Assis derrière lui, de l'autre côté du salon, son vieux comparse Bartolomeo finissait lentement son verre d'absinthe, embarrassé, ne sachant comment rompre le silence. Quelque sombre tenture d'amertume s'était abattue entre eux depuis quelques minutes, creusant l'espace qui les séparait en un abîme sur lequel nul pont ne saurait plus être jeté. Bartolomeo connaissait suffisamment le grand marcheur pour savoir quel mal le taraudait, mais rien de ce qu'il pourrait dire n'arrangerait la situation.

Il ne s'agissait plus, maintenant, de survivre six mois dans un désert glacé, il ne s'agissait plus de repousser les assauts d'une bande de pillards armés jusqu'aux dents ou de chasser l'ours dans quelque alpage battu par les vents. Il s'agissait maintenant de traverser le salon d'un bout à l'autre, sur des jambes devenues aussi frêles que des brindilles, sans tomber et se rompre un os. Il s'agissait d'accepter que le monde, qui s'étendait jadis à perte de vue, se réduise désormais aux quatre murs de la maisonnette. Il s'agissait d'accepter l'idée de mourir bientôt.

Le capitaine Rogovitch était devenu vieux.

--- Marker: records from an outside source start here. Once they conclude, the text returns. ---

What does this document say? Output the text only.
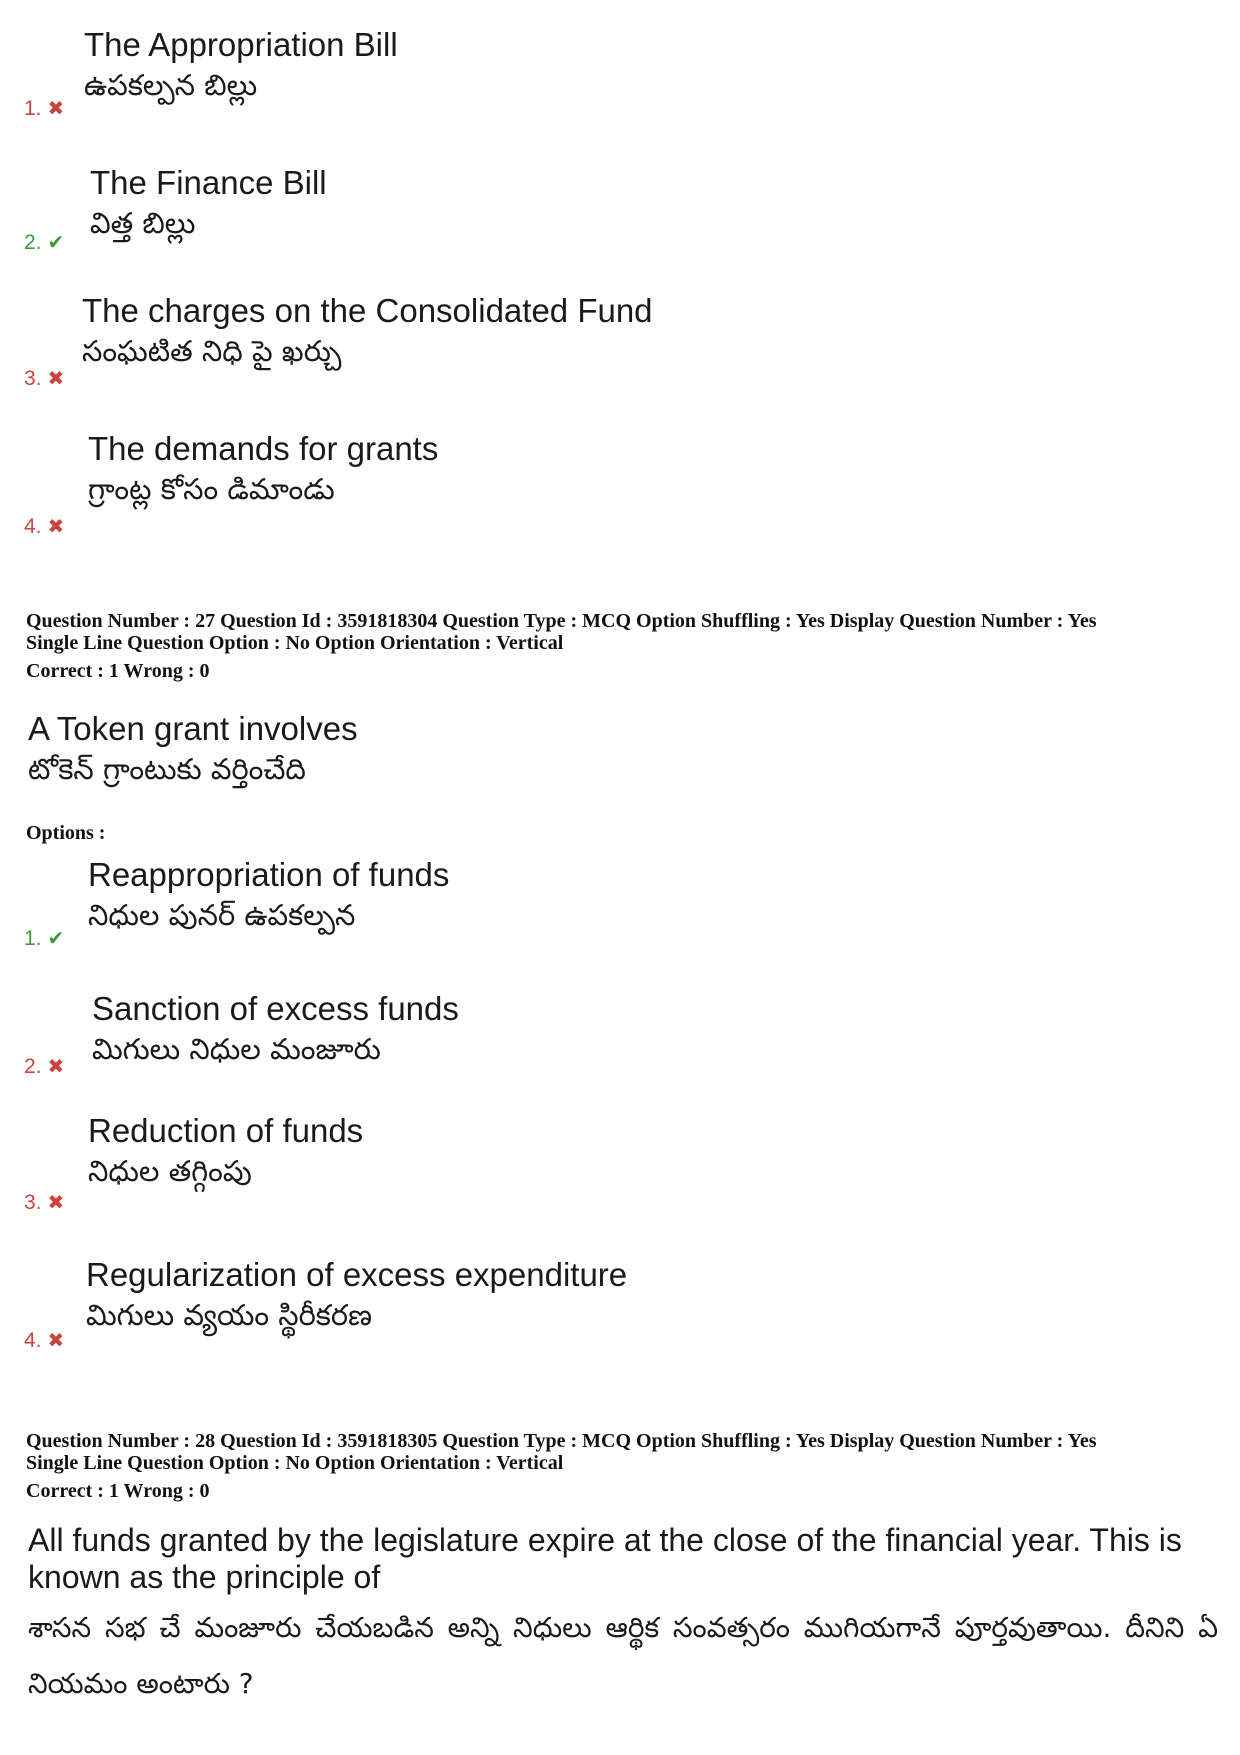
The Appropriation Bill
ఉపకల్పన బిల్లు
1. ✖
The Finance Bill
విత్త బిల్లు
2. ✔
The charges on the Consolidated Fund
సంఘటిత నిధి పై ఖర్చు
3. ✖
The demands for grants
గ్రాంట్ల కోసం డిమాండు
4. ✖
Question Number : 27 Question Id : 3591818304 Question Type : MCQ Option Shuffling : Yes Display Question Number : Yes
Single Line Question Option : No Option Orientation : Vertical
Correct : 1 Wrong : 0
A Token grant involves
టోకెన్ గ్రాంటుకు వర్తించేది
Options :
Reappropriation of funds
నిధుల పునర్ ఉపకల్పన
1. ✔
Sanction of excess funds
మిగులు నిధుల మంజూరు
2. ✖
Reduction of funds
నిధుల తగ్గింపు
3. ✖
Regularization of excess expenditure
మిగులు వ్యయం స్థిరీకరణ
4. ✖
Question Number : 28 Question Id : 3591818305 Question Type : MCQ Option Shuffling : Yes Display Question Number : Yes
Single Line Question Option : No Option Orientation : Vertical
Correct : 1 Wrong : 0
All funds granted by the legislature expire at the close of the financial year. This is known as the principle of
శాసన సభ చే మంజూరు చేయబడిన అన్ని నిధులు ఆర్థిక సంవత్సరం ముగియగానే పూర్తవుతాయి. దీనిని ఏ నియమం అంటారు ?
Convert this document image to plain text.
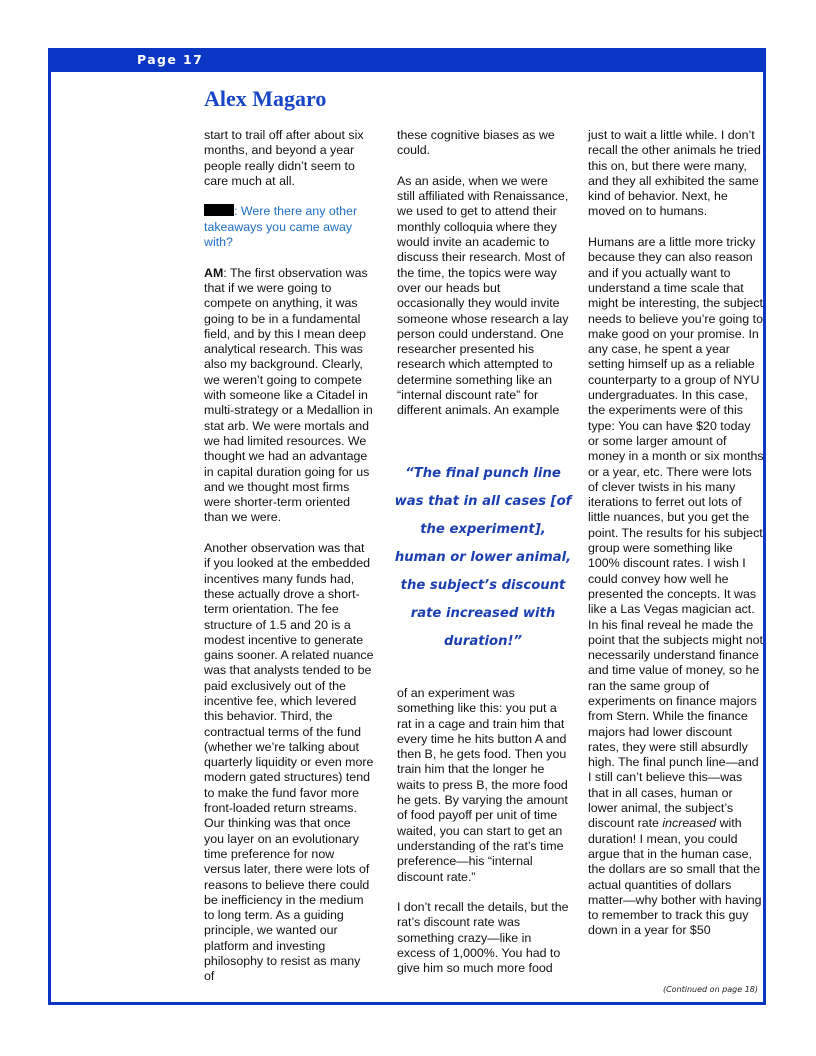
Page 17
Alex Magaro

start to trail off after about six months, and beyond a year people really didn’t seem to care much at all.

: Were there any other takeaways you came away with?

AM: The first observation was that if we were going to compete on anything, it was going to be in a fundamental field, and by this I mean deep analytical research. This was also my background. Clearly, we weren’t going to compete with someone like a Citadel in multi-strategy or a Medallion in stat arb. We were mortals and we had limited resources. We thought we had an advantage in capital duration going for us and we thought most firms were shorter-term oriented than we were.

Another observation was that if you looked at the embedded incentives many funds had, these actually drove a short-term orientation. The fee structure of 1.5 and 20 is a modest incentive to generate gains sooner. A related nuance was that analysts tended to be paid exclusively out of the incentive fee, which levered this behavior. Third, the contractual terms of the fund (whether we’re talking about quarterly liquidity or even more modern gated structures) tend to make the fund favor more front-loaded return streams. Our thinking was that once you layer on an evolutionary time preference for now versus later, there were lots of reasons to believe there could be inefficiency in the medium to long term. As a guiding principle, we wanted our platform and investing philosophy to resist as many of

these cognitive biases as we could.

As an aside, when we were still affiliated with Renaissance, we used to get to attend their monthly colloquia where they would invite an academic to discuss their research. Most of the time, the topics were way over our heads but occasionally they would invite someone whose research a lay person could understand. One researcher presented his research which attempted to determine something like an “internal discount rate” for different animals. An example

“The final punch line was that in all cases [of the experiment], human or lower animal, the subject’s discount rate increased with duration!”

of an experiment was something like this: you put a rat in a cage and train him that every time he hits button A and then B, he gets food. Then you train him that the longer he waits to press B, the more food he gets. By varying the amount of food payoff per unit of time waited, you can start to get an understanding of the rat’s time preference—his “internal discount rate.”

I don’t recall the details, but the rat’s discount rate was something crazy—like in excess of 1,000%. You had to give him so much more food

just to wait a little while. I don’t recall the other animals he tried this on, but there were many, and they all exhibited the same kind of behavior. Next, he moved on to humans.

Humans are a little more tricky because they can also reason and if you actually want to understand a time scale that might be interesting, the subject needs to believe you’re going to make good on your promise. In any case, he spent a year setting himself up as a reliable counterparty to a group of NYU undergraduates. In this case, the experiments were of this type: You can have $20 today or some larger amount of money in a month or six months or a year, etc. There were lots of clever twists in his many iterations to ferret out lots of little nuances, but you get the point. The results for his subject group were something like 100% discount rates. I wish I could convey how well he presented the concepts. It was like a Las Vegas magician act. In his final reveal he made the point that the subjects might not necessarily understand finance and time value of money, so he ran the same group of experiments on finance majors from Stern. While the finance majors had lower discount rates, they were still absurdly high. The final punch line—and I still can’t believe this—was that in all cases, human or lower animal, the subject’s discount rate increased with duration! I mean, you could argue that in the human case, the dollars are so small that the actual quantities of dollars matter—why bother with having to remember to track this guy down in a year for $50

(Continued on page 18)
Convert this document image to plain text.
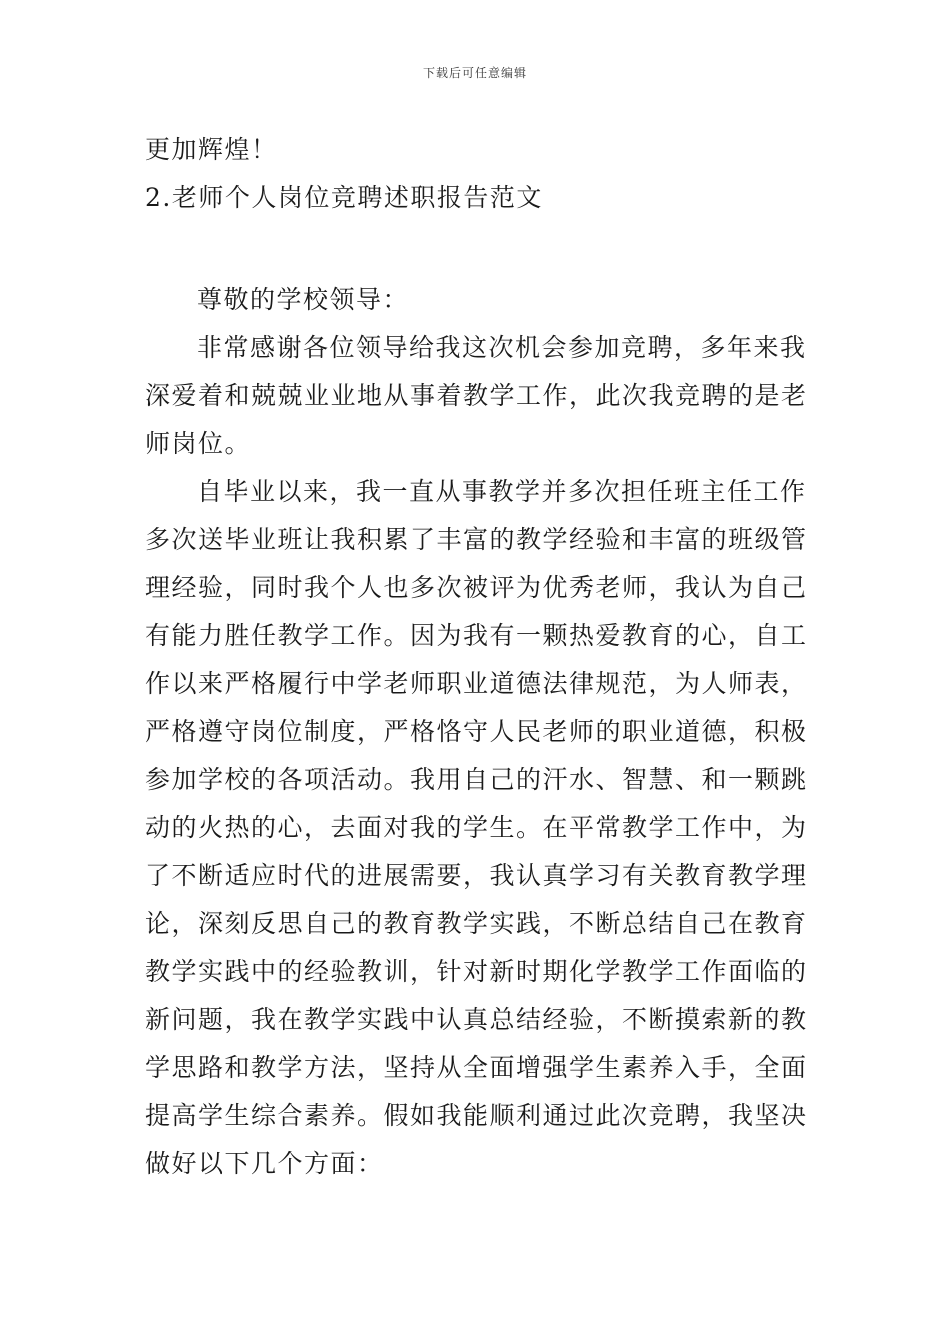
下载后可任意编辑
更加辉煌！
2.老师个人岗位竞聘述职报告范文
尊敬的学校领导：
非常感谢各位领导给我这次机会参加竞聘，多年来我
深爱着和兢兢业业地从事着教学工作，此次我竞聘的是老
师岗位。
自毕业以来，我一直从事教学并多次担任班主任工作
多次送毕业班让我积累了丰富的教学经验和丰富的班级管
理经验，同时我个人也多次被评为优秀老师，我认为自己
有能力胜任教学工作。因为我有一颗热爱教育的心，自工
作以来严格履行中学老师职业道德法律规范，为人师表，
严格遵守岗位制度，严格恪守人民老师的职业道德，积极
参加学校的各项活动。我用自己的汗水、智慧、和一颗跳
动的火热的心，去面对我的学生。在平常教学工作中，为
了不断适应时代的进展需要，我认真学习有关教育教学理
论，深刻反思自己的教育教学实践，不断总结自己在教育
教学实践中的经验教训，针对新时期化学教学工作面临的
新问题，我在教学实践中认真总结经验，不断摸索新的教
学思路和教学方法，坚持从全面增强学生素养入手，全面
提高学生综合素养。假如我能顺利通过此次竞聘，我坚决
做好以下几个方面：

Perdu dans ses pensées, il contemplait toujours l'averse blanche et muette au-dehors. Était-ce possible ? Lui, Rogovitch, qui avait, avec l'aide de son fidèle Bartolomeo, convoyé le trésor de l'impératrice du Farghestan à travers trois cents kilomètres de steppes sauvages, infestées de loups et de brigands, lui qui avait, par ses talents de chasseur, sauvé de la famine une vingtaine d'enfants en bas âge après l'incendie de leur village par des soudards, lui qui avait mené la rébellion en Argol pour détrôner le prince usurpateur, se pouvait-il qu'il dût en arriver là ?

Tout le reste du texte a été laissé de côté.